Sunday 30 April 2023

sem título

nós viemos
e já ninguém sabe de onde
tu que sabes
tudo da minha vida
nem sabes se vim de caetobriga
ou de gwadybelas
e o pior
deixo-te uma pista

podes beber um café fora o fim do mundo
(já ninguém joga no ajax)
e há sempre
entre maio e setembro
caracóis.

diz quando chegares à esplanada
não queremos marmelada branca, obrigado. 
 
Miguel Tiago

Thursday 27 April 2023

sem título

não saberemos do sabor das nêsperas
enquanto não formos de novo crianças
e descalços treparmos a rugueza dos troncos
no fim da tarde
no início do verão.
 
Miguel Tiago

Monday 24 April 2023

sem título

eu
nem uma légua submarina
mas vinte mil monstros.
 
Miguel Tiago

Friday 21 April 2023

sem título

 o mestre
não pode continuar
mestre.
 
Miguel Tiago

Tuesday 18 April 2023

NUNCA FUI RICO...


Nunca fui rico, nem tive
pena de nunca ser rico.
O que tenho o adquiri
pela tarefa cumprida.
Isto o aceitei por destino.
Este é o meu código estrito.

Armindo Rodrigues

Saturday 15 April 2023

kuzushi

a demolição do equilíbrio
uma implosão
de vários eus.
 
Miguel Tiago

Wednesday 12 April 2023

vinte vinte


os dias estão a chegar em vagões cheios de gente esquálida

por vezes, na estação, duvido da data


Miguel Tiago

 

 

Sunday 9 April 2023

sem título

lavra docemente uma cova no meu peito
deita-te dentro em aconchego e lá
morre tranquilamente por favor. 

Miguel Tiago

Thursday 6 April 2023

versos do tempo das lâmpadas incandescentes


é de casa da Rita, pode chamá-la, por favor?

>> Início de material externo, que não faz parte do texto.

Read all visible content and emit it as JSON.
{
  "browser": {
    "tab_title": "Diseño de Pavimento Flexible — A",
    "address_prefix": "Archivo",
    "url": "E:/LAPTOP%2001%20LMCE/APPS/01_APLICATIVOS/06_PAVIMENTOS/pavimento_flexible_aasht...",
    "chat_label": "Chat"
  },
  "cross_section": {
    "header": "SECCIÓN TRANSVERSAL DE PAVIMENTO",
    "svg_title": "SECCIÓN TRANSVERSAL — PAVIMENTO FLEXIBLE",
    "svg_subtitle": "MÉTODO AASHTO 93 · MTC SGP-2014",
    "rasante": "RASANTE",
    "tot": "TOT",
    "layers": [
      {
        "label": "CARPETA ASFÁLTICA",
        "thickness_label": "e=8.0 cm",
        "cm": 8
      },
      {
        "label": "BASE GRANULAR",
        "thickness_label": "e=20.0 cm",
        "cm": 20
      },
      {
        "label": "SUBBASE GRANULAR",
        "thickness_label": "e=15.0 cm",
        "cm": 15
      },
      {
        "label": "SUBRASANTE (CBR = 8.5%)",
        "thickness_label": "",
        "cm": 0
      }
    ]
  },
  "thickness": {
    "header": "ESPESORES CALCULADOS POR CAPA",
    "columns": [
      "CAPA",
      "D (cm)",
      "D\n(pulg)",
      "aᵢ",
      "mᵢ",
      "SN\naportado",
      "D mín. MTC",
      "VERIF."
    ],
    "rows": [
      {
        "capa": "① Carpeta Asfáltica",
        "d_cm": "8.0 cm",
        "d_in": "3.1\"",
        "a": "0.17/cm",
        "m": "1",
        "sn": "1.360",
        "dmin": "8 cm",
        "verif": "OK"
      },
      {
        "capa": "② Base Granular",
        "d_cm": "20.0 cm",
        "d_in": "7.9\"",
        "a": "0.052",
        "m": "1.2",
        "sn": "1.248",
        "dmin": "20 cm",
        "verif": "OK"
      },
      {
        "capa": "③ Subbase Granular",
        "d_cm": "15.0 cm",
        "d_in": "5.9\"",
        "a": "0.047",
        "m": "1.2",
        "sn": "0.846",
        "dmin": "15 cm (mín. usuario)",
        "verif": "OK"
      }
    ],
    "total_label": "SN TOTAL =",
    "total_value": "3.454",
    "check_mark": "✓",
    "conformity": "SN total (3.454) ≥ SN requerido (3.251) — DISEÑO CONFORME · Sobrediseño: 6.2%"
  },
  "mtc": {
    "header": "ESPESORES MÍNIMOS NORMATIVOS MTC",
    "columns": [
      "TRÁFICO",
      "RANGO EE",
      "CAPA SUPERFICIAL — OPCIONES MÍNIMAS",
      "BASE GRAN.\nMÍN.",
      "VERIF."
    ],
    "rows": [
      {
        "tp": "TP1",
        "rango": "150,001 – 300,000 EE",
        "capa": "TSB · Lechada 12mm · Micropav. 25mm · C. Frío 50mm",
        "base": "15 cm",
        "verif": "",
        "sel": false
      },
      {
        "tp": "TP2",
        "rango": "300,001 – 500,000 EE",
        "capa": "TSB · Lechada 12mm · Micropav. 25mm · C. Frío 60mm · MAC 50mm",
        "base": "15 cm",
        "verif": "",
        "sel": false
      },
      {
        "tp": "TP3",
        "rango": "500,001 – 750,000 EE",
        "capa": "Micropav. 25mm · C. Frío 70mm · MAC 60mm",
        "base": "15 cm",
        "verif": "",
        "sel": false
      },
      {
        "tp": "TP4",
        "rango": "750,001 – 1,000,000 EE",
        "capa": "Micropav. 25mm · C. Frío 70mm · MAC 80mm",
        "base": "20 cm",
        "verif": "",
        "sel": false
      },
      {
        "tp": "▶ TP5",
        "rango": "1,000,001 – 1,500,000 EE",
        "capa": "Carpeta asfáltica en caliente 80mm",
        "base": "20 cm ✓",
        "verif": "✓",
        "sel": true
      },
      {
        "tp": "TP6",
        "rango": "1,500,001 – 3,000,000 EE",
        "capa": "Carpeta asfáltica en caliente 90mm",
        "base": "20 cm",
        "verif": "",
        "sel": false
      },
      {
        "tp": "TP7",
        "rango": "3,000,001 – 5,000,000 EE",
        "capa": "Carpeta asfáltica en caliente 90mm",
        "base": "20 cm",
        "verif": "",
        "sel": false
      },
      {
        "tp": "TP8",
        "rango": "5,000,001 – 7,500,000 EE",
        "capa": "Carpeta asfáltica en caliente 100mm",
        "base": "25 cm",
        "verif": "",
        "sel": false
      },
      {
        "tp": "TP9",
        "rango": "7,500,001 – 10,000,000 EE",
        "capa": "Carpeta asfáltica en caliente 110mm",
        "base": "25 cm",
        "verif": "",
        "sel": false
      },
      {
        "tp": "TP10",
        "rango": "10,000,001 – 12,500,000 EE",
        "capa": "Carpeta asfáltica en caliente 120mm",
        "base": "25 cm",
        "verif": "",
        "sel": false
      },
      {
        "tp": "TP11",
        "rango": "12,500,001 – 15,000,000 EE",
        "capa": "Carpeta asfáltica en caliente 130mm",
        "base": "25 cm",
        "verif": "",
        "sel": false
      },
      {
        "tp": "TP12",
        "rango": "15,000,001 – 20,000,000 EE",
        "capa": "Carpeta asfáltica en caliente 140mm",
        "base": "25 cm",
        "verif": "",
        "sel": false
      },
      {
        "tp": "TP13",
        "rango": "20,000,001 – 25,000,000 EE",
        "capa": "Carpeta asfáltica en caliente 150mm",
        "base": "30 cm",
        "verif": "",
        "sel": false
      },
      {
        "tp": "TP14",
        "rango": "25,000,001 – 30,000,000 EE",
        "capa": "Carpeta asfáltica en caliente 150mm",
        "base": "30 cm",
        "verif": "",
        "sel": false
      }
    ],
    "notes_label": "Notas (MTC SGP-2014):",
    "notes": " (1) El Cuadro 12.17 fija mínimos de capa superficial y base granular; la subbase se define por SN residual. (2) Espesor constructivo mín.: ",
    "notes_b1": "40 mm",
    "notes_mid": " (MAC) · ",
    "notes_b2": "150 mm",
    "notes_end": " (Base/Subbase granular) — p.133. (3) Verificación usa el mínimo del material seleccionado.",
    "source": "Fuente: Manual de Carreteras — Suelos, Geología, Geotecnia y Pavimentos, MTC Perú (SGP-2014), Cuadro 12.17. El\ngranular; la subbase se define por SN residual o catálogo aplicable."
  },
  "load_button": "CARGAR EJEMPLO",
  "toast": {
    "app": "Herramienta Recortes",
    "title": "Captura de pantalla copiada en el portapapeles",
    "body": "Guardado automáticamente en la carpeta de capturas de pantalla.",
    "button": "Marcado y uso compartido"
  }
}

fazia calor e ainda era por causa do buraco do ozono, esfolávamo-nos nos joelhos até ver a nossa própria carne e não conheço ninguém que tenha morrido de sepsis na adolescência. 
vencíamos por amor a enquistante vergonha de ter de ligar para um centro de pagers e dizer amo-te muito.

a conta da luz era mais baixa apesar de não haver LED nem electrodomésticos classe A porque a luz nascia das entranhas dos nossos rios e agora os rios não são nossos.

e na escola não precisávamos ainda dizer se éramos ricos ou pobres, não havia ensino vocacional que é como quem diz à medida do capital, nem havia ensino para prosseguir estudos que é como quem diz filho de quem pode.

era tudo mais à filme mas na vida real.

no tempo das lâmpadas incandescentes as moscas ainda morriam electrocutadas nos restaurantes e todos podiam entrar sem máscaras até num hospital.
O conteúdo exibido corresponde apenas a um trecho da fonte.